Thank goodness for the states. Many governors are championing fiscal reforms, and business tax cuts are one area of progress. We document these reforms in Cato’s new “fiscal report card,” which assigns grades of “A” to “F” to the governors based on their efforts to restrain government since 2012.
This year we awarded “A” grades to four governors:
- Pat McCrory of North Carolina signed a bill replacing individual-income-tax rates of 6.0, 7.0, and 7.75 percent with a single rate of 5.75 percent. He also cut the corporate-tax rate from 6.9 to 5.0 percent and repealed the estate tax.

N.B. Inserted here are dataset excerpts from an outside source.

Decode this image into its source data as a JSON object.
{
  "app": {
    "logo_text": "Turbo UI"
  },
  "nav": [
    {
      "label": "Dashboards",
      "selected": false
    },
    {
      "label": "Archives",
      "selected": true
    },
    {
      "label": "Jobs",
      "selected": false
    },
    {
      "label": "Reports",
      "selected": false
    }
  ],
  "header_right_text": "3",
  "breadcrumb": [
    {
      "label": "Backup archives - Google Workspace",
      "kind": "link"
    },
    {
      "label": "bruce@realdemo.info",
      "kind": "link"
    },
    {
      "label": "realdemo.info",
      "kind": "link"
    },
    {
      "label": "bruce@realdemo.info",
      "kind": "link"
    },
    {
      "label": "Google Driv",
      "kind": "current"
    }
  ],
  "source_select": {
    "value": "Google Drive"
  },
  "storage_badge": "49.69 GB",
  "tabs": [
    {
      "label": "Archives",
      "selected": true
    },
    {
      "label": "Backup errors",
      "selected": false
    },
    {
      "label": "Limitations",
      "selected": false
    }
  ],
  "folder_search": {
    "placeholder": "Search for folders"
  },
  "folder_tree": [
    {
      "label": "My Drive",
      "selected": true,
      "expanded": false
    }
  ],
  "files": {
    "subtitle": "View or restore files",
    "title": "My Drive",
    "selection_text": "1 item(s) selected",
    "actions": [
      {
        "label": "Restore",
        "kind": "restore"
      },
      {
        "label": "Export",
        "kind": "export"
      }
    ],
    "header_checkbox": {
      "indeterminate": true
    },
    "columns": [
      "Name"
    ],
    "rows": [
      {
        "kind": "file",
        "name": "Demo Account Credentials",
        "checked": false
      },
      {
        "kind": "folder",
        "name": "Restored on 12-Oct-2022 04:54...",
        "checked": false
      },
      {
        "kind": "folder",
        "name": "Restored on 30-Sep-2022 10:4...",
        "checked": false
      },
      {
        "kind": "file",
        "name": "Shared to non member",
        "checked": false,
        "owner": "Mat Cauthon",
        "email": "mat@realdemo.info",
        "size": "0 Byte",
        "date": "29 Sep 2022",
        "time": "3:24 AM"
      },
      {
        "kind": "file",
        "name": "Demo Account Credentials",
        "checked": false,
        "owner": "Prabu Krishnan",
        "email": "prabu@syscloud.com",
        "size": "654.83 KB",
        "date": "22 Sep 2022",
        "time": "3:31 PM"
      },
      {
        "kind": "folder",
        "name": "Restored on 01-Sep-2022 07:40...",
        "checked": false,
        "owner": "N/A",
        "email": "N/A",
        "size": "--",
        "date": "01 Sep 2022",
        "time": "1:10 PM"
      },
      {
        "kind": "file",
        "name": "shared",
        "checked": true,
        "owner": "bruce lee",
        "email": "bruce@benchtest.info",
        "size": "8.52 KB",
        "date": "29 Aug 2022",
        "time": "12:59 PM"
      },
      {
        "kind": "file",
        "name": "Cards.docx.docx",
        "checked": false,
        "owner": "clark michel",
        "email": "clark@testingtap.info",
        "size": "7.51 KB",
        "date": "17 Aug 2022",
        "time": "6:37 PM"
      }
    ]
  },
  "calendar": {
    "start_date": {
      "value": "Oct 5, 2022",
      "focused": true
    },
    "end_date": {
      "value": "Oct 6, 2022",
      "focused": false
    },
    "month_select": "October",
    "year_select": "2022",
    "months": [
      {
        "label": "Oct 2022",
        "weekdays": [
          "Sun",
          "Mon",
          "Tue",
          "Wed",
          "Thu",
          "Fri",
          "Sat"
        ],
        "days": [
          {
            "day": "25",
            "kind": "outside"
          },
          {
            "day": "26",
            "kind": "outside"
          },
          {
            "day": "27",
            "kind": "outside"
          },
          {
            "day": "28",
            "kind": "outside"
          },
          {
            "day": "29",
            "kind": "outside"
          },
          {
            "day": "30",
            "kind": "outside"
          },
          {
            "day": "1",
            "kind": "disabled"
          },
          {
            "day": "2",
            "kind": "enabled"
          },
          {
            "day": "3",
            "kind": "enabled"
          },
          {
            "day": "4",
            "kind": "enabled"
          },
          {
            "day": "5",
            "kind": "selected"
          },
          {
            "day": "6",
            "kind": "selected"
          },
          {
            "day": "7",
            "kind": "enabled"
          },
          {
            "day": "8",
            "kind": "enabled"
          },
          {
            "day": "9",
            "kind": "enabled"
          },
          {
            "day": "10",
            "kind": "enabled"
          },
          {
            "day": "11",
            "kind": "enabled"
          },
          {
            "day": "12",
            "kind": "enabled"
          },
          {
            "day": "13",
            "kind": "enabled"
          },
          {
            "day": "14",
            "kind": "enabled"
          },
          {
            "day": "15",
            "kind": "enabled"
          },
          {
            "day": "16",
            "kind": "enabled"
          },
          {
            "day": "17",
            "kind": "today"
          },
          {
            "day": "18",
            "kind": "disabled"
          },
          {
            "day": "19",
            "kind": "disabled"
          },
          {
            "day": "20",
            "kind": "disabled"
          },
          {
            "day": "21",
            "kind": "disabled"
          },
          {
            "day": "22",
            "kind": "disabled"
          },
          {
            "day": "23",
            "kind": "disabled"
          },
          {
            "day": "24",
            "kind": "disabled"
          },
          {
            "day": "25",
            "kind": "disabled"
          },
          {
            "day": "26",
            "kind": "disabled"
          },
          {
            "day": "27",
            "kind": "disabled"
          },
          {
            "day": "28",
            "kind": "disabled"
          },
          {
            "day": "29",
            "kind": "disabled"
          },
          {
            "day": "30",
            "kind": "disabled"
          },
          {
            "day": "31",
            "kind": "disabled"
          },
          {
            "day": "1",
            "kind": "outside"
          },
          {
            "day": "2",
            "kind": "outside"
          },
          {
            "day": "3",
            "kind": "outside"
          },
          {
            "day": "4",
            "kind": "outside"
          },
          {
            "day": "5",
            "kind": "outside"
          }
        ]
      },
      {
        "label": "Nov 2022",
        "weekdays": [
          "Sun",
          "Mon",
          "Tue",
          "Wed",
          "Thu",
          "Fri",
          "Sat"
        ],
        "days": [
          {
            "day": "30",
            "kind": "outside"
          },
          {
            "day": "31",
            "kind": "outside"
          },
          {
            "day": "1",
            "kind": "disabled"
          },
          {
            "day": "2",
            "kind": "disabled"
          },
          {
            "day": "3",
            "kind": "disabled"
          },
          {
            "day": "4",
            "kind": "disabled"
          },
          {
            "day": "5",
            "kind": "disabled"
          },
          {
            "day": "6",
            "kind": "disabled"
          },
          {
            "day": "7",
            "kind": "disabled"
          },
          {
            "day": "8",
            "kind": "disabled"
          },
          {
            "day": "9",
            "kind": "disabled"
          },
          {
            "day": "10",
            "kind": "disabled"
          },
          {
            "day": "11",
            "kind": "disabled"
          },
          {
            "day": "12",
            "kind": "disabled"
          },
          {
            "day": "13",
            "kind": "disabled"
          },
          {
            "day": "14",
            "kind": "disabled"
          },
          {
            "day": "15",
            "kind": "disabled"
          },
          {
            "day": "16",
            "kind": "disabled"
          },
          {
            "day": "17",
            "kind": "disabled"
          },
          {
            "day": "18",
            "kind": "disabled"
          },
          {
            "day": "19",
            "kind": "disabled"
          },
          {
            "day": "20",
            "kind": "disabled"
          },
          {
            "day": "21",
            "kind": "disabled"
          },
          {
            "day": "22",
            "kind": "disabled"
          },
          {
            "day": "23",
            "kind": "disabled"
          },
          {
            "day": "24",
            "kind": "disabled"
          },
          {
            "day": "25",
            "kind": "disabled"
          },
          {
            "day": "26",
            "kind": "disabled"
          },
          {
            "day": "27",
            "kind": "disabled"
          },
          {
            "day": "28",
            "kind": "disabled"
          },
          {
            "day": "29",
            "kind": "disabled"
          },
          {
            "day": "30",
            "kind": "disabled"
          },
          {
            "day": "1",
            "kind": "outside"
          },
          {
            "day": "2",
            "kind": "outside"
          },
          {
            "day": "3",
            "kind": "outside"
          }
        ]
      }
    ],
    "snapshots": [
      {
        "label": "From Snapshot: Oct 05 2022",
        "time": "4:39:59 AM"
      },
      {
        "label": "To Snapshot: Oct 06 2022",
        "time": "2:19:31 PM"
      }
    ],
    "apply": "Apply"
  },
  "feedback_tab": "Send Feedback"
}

- Sam Brownback of Kansas approved a plan in 2012 replacing three individual-income-tax rates with two and cutting the top rate from 6.45 to 4.9 percent. The reform also increased the standard deduction and reduced taxes on small businesses. Brownback cut income-tax rates further in 2013.
- Paul LePage of Maine signed major income-tax cuts in 2011, and he is pushing for further tax reforms. State spending has been roughly flat in recent years, and LePage has trimmed spending on welfare, health care, and other programs.

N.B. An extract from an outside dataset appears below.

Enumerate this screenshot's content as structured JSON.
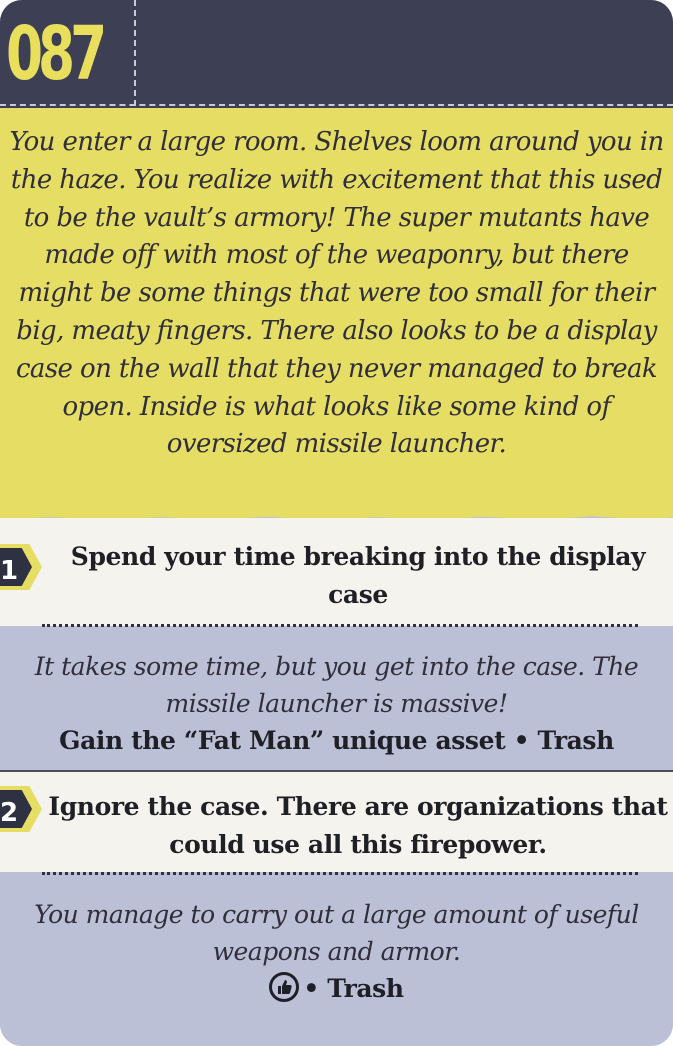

- Mike Pence of Indiana has been frugal on spending and a champion tax cutter. He signed bills to cut individual-income-tax rates 5 percent (the current rate of 3.4 percent will fall to 3.23 percent in 2017) and repeal the inheritance tax. He also approved a corporate-income-tax rate cut and a major reduction in property taxes on businesses.

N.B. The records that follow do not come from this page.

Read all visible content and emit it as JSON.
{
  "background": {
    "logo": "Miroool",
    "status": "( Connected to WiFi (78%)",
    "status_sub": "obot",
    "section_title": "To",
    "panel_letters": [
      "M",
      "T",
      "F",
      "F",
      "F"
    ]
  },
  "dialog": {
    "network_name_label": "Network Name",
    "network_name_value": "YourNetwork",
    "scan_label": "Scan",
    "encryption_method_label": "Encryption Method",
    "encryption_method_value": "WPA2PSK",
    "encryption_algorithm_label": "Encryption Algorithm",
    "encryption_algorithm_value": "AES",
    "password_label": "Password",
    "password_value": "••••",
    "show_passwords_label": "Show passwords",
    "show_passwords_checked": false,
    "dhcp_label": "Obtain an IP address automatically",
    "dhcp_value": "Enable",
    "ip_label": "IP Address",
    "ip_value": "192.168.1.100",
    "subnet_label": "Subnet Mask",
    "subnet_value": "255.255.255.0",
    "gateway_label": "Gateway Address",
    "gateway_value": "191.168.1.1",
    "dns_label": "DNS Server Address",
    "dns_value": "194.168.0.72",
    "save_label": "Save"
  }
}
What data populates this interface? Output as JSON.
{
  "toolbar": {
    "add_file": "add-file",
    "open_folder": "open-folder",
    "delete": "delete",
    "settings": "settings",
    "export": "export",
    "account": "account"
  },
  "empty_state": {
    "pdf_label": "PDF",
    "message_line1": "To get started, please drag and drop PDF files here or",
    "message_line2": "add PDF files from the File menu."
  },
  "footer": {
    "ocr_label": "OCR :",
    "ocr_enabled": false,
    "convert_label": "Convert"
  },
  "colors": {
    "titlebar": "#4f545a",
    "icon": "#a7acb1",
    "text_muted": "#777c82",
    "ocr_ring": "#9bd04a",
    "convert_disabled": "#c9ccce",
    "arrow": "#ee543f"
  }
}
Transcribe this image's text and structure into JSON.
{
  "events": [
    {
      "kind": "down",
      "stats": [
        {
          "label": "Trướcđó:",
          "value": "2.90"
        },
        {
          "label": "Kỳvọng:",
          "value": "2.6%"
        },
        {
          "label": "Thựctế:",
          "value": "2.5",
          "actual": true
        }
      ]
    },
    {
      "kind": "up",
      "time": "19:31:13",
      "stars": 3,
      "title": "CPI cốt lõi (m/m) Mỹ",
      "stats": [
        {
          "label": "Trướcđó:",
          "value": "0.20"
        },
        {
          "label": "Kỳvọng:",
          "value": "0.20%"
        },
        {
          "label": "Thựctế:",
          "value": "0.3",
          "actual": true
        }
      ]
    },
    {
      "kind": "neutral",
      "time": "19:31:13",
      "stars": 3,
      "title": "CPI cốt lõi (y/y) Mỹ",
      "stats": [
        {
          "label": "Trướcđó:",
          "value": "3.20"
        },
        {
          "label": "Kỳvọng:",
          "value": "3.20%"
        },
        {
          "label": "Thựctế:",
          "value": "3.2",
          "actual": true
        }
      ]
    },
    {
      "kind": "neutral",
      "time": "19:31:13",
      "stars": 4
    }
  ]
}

All of this year’s “A” governors were Republicans. Over the years, the data-driven Cato report cards have shown that Republican governors are more fiscally conservative, on average, than Democrats. This year is no exception, which is illustrated by the fact that all eight governors earning an “F” were Democrats.
Nonetheless, there are some Democratic centrists making reforms, including Andrew Cuomo of New York and Lincoln Chafee of Rhode Island, who both earned a “B.” Cuomo cut corporate-income-tax rates, simplified the corporate tax base, increased the estate-tax exemption, and cut property taxes on manufacturers. Chafee cut the corporate-tax rate by two percentage points, repealed the franchise tax, and reduced the estate tax.